Still, the main health topic in the august chambers of the Senate is baseball and steroids, with dietary supplements becoming collateral damage in what is in essence a labor-management debate. Simply consider the timing of the Sports Illustrated article and the airing of the steroid issue. FLEX staffer Jim Rosenthal, who has co-written books with Major League greats Nolan Ryan and Tony Gwynn, notes that a baseball strike looms, with owners and players digging in for a fateful battle. “The SI article is more of a critique of the MLB players union’s unwillingness to institute drug testing than anything else,” says Rosenthal. “The timing of the article — set against the backdrop of an imminent players strike in August — makes this quite clear.”

Even Senator Dorgan admitted that his hearings were a way to apply pressure to Major League Baseball to introduce drug testing. Of course, drug testing, as it exists now, is something only a politician could love. It’s a smokescreen — nothing but an intelligence test to see which athletes (or their suppliers/doctors) are so uninformed and unprepared as to get caught by a test. Drug tests are what owners and sports commissioners institute to cover the PR angle.

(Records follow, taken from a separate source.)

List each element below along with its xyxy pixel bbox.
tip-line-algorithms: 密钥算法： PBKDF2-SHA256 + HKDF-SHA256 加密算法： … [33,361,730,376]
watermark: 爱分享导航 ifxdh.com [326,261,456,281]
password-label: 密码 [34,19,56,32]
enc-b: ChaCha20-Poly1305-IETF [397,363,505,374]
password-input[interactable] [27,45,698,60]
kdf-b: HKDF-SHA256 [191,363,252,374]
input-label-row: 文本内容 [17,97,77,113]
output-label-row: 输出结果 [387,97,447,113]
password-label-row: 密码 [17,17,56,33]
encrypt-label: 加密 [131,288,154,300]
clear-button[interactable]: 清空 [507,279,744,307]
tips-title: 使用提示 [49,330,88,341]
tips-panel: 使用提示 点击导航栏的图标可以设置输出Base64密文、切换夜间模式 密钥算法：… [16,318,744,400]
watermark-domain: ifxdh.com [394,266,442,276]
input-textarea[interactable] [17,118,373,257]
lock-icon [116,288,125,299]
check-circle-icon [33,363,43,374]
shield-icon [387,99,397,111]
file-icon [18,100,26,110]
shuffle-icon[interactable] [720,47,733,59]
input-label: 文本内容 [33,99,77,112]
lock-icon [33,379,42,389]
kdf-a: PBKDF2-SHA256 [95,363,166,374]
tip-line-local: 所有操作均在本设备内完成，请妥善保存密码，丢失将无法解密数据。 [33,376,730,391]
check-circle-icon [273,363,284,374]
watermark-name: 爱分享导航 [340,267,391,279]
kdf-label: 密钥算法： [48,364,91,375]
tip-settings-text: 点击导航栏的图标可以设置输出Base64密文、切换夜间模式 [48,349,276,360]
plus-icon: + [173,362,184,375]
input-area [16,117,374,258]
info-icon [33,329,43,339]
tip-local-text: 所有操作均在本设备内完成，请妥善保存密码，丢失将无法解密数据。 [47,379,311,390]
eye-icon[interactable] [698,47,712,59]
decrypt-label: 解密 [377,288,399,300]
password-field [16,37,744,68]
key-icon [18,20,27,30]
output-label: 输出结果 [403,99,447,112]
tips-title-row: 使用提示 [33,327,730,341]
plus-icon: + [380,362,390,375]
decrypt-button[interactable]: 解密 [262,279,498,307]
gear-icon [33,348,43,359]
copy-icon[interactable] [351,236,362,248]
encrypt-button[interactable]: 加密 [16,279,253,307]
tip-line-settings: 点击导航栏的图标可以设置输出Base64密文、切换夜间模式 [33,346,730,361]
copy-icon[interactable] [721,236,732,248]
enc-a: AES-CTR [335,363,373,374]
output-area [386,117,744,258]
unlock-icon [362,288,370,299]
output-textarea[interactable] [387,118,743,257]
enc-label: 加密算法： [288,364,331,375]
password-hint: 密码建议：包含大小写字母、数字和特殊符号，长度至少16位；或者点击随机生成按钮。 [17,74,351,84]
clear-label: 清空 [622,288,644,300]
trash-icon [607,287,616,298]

Perhaps the worst result of the SI piece is that it gives every yahoo with a public forum a license to become a self-proclaimed expert on steroids and supplements. Quite silly was the performance of national scold Bill O’Reilly on the perplexingly named Best Damn Sports Show Period. O’Reilly, one of those commentators who is never in doubt but frequently in error, began a fact-challenged rant, spewing several outrageous and erroneous claims, among them that Mark McGwire was severely harmed from using creatine and other supplements — a ludicrous assertion that has absolutely no scientific basis.

Gladly, scientific research does matter to the U.S. government, which announced on June 14 that no action would be taken on regulating ephedrine until more studies were performed. In a statement accompanying the announcement, Health and Human Services Secretary Tommy G. Thompson said: “By increasing our breadth of knowledge about these supplements, we can give consumers the information they need to make informed decisions about these products.” Now that’s a home run.